Nach Art 2 Abs 3 lit a Rom II-VO „gelten“ alle Bezugnahmen der Verordnung auf „schadensbegründende Ereignisse“ auch für „schadensbegründende Ereignisse, deren Eintritt wahrscheinlich ist“. Diese Regelung soll insbesondere Unterlassungsansprüche erfassen.
Die überwiegende Meinung im Schrifttum leitet aus dem Zusammenspiel von Art 31 und Art 2 Abs 3 Rom II-VO ab, dass die VO auf Unterlassungsansprüche dann (noch) nicht anzuwenden ist, wenn der Eintritt des schadensbegründenden Ereignisses schon vor dem für Art 31 Rom II-VO maßgebenden Zeitpunkt wahrscheinlich war; allenfalls könnte eine Gefahrenerhöhung nach diesem Zeitpunkt zur Anwendung der Rom II-VO führen.
Begründet daher eine vor dem nach Art 31 Rom II-VO maßgebenden Zeitpunkt erfolgte Rechtsverletzung die Vermutung der Wiederholungsgefahr, so sind nach dieser Auffassung Bestehen und Umfang des Unterlassungsanspruchs auch nach diesem Zeitpunkt nach jenem Recht zu beurteilen, das sich aus dem früher anwendbaren (nationalen) Kollisionsrecht ergibt.
Nach Auffassung des hier erkennenden Senats sprechen gewichtige Argumente dafür, dass außervertragliche Unterlassungsansprüche, über die nach Geltungsbeginn der Rom II-VO zu entscheiden ist, nach den Kollisionsnormen dieser Verordnung zu beurteilen sind.
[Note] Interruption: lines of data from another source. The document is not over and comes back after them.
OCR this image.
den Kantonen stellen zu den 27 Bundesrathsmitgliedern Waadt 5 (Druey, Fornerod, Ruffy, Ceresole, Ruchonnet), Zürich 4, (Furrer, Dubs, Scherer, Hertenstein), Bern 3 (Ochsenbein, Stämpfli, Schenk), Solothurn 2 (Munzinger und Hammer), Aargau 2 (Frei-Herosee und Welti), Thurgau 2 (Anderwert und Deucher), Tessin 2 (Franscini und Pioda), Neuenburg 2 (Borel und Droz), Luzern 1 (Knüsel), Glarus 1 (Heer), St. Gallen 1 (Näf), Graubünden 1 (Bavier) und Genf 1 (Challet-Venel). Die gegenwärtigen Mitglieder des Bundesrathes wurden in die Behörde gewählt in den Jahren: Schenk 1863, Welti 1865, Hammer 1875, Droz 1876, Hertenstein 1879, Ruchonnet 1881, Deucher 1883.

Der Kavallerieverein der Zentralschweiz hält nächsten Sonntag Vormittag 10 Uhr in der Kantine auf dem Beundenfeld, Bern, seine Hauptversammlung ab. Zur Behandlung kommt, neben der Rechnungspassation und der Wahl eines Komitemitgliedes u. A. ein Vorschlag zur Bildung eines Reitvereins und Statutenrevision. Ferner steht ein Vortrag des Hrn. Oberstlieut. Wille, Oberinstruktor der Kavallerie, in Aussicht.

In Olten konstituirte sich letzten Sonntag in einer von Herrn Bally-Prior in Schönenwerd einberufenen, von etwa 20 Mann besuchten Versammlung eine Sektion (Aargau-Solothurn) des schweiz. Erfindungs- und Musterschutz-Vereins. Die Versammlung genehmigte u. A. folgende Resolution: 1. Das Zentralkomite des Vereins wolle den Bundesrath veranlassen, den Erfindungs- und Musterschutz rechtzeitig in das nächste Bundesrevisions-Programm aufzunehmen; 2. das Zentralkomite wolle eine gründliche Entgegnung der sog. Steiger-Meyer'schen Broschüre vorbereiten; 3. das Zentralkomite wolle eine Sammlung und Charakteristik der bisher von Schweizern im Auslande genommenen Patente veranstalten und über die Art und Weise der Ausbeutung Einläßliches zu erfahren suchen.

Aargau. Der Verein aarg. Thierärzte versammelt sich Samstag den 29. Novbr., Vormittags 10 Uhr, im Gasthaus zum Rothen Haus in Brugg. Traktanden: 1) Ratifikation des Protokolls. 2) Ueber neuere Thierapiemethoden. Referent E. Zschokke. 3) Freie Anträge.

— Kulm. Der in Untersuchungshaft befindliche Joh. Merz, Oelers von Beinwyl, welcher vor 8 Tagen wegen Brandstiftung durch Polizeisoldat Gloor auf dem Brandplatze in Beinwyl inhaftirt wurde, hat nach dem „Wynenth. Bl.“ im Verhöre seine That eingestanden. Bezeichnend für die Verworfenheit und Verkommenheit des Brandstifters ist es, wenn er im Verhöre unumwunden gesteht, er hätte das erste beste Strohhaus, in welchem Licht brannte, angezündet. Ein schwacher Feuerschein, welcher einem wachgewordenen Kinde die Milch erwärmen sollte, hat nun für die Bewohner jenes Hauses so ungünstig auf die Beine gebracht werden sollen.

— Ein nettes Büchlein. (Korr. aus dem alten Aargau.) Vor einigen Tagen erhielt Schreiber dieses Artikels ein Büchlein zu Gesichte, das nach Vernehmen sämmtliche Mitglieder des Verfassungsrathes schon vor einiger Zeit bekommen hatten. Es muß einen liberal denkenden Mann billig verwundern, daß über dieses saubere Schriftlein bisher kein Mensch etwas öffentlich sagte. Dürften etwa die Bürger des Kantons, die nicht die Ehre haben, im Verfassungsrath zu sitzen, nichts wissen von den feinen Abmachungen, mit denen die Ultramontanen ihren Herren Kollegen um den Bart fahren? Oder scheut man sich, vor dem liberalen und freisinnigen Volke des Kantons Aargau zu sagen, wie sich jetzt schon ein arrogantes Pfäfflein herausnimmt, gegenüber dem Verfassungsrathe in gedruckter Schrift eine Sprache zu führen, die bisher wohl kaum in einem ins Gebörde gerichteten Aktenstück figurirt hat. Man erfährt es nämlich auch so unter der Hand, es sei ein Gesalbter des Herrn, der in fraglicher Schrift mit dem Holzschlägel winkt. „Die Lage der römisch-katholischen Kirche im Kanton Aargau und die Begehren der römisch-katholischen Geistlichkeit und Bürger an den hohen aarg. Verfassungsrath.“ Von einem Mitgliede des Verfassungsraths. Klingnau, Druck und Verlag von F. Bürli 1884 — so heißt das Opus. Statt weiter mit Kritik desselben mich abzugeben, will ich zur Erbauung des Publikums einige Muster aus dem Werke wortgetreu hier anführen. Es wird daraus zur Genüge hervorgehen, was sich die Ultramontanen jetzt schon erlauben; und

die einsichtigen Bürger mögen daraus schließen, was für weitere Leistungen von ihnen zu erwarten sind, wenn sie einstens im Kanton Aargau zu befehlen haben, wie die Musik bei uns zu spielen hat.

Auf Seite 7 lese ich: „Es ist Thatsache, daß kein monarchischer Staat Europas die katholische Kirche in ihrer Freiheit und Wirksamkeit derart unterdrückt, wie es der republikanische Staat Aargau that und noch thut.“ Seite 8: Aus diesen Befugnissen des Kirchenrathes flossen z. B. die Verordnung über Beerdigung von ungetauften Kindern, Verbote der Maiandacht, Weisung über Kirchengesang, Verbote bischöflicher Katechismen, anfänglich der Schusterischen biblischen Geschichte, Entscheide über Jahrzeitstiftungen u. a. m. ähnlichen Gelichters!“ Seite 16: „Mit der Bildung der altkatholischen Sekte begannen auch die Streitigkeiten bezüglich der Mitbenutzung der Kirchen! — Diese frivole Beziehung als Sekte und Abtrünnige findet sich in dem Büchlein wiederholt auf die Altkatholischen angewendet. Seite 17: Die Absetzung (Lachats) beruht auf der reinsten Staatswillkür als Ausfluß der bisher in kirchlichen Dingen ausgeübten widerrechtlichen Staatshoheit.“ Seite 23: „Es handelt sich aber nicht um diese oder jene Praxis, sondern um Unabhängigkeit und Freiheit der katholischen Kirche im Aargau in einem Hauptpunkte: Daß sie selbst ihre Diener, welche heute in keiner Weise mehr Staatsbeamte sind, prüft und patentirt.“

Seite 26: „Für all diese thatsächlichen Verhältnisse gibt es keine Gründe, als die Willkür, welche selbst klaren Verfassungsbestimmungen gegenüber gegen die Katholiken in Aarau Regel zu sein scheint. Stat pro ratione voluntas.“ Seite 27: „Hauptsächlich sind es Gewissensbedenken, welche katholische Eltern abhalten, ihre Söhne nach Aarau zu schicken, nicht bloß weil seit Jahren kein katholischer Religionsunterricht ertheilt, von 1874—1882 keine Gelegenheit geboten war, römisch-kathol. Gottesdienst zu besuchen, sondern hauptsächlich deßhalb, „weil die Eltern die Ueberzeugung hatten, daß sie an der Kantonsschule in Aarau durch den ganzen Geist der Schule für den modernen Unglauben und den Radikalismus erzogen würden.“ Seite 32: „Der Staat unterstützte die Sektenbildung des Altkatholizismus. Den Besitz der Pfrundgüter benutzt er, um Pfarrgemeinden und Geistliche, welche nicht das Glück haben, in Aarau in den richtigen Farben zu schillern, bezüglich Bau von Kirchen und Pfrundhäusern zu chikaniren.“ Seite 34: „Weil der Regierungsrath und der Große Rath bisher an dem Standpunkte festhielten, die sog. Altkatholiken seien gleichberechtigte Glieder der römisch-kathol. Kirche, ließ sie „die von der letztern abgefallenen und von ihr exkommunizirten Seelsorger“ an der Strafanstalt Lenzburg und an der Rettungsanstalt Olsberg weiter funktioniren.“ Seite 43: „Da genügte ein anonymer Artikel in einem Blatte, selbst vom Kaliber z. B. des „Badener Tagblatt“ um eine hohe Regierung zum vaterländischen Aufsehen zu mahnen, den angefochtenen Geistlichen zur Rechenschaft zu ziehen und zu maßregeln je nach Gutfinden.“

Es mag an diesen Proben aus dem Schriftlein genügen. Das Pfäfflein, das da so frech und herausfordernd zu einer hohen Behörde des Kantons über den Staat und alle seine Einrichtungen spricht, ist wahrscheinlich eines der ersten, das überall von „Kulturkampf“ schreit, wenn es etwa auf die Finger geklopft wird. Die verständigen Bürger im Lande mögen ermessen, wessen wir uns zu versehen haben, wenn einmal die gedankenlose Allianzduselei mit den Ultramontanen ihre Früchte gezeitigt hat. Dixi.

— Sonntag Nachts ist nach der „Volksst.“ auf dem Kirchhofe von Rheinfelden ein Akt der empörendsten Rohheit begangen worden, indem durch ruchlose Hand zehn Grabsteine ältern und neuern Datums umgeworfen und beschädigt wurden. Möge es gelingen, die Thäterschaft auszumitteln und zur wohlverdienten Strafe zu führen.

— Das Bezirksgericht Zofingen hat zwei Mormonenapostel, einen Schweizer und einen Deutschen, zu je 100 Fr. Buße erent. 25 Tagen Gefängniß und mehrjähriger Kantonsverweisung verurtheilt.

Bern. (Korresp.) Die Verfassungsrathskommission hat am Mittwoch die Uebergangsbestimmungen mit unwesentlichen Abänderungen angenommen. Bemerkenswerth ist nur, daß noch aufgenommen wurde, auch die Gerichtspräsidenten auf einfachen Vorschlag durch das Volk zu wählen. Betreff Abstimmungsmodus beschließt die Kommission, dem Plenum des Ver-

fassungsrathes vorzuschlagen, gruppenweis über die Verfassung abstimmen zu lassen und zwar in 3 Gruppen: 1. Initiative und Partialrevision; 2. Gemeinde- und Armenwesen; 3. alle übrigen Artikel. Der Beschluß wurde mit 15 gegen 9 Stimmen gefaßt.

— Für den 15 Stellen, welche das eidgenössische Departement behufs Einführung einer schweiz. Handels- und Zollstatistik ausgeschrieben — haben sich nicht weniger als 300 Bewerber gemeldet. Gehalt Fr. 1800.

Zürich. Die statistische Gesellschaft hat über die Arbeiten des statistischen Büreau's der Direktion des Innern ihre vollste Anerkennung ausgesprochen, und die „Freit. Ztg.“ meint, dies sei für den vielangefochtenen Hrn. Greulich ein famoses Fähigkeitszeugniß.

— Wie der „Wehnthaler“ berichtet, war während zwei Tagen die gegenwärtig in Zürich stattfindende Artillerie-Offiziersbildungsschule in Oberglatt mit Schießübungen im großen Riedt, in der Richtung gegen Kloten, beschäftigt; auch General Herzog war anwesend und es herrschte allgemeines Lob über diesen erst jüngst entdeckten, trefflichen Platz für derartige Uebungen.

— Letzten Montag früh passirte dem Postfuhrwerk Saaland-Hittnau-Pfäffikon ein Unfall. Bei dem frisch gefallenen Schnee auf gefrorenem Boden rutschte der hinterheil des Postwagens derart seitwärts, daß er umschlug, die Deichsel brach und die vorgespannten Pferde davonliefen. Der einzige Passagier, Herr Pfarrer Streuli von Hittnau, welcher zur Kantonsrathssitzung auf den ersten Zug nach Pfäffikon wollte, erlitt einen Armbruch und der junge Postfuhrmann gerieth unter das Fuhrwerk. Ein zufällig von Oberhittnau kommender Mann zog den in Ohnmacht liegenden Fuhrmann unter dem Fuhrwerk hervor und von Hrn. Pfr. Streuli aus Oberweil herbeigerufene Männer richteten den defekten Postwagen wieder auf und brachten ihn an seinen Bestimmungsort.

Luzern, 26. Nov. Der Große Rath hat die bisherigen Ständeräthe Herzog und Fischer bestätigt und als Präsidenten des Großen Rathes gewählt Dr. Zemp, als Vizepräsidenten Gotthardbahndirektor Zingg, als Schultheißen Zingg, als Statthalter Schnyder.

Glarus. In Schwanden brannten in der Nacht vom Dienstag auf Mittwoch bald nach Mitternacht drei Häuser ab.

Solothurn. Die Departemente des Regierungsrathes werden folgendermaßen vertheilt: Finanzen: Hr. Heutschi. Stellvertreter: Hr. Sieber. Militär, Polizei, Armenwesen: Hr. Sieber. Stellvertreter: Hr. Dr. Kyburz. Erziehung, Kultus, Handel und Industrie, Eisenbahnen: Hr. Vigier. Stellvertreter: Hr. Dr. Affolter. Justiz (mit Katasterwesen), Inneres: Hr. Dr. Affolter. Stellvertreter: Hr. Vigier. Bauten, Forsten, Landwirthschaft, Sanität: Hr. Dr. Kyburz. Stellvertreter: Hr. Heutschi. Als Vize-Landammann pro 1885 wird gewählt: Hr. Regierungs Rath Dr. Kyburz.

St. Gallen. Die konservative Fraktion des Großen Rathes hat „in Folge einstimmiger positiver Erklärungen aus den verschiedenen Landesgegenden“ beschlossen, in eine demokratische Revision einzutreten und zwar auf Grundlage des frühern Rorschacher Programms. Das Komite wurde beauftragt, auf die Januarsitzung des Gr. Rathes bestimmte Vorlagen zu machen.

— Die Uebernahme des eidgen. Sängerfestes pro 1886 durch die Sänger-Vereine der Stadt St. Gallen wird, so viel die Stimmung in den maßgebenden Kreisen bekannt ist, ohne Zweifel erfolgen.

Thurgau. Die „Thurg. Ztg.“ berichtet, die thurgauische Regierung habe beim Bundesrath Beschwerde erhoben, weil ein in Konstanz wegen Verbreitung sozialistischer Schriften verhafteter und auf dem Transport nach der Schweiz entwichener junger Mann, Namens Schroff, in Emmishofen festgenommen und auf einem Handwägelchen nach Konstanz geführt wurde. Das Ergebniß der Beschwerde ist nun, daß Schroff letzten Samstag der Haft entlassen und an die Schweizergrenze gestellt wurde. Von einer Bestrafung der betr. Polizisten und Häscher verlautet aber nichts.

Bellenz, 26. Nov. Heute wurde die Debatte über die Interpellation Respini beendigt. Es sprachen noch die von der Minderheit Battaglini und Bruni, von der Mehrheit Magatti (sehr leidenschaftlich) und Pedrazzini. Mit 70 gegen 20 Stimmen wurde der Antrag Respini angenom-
Denn Unterlassungsansprüche beziehen sich nicht auf bereits eingetretene, sondern auf zukünftige Ereignisse, deren Eintritt wahrscheinlich ist. Gegenstand des Streits ist daher nicht ein bereits eingetretenes Ereignis und dessen Folgen, sondern das Verhalten des Beklagten in der Zukunft; bereits erfolgte Rechtsverletzungen sind nur insofern relevant, als sie die Wiederholungsgefahr begründen können. Das vom Unterlassungsanspruch erfasste (wahrscheinliche) schadensbegründende Ereignis liegt daher bei einer gerichtlichen Entscheidung, die nach dem 11. Jänner 2009 (Art 32 Rom II-VO) ergeht, jedenfalls in der Zukunft. Das spricht für die Anwendung der Verordnung.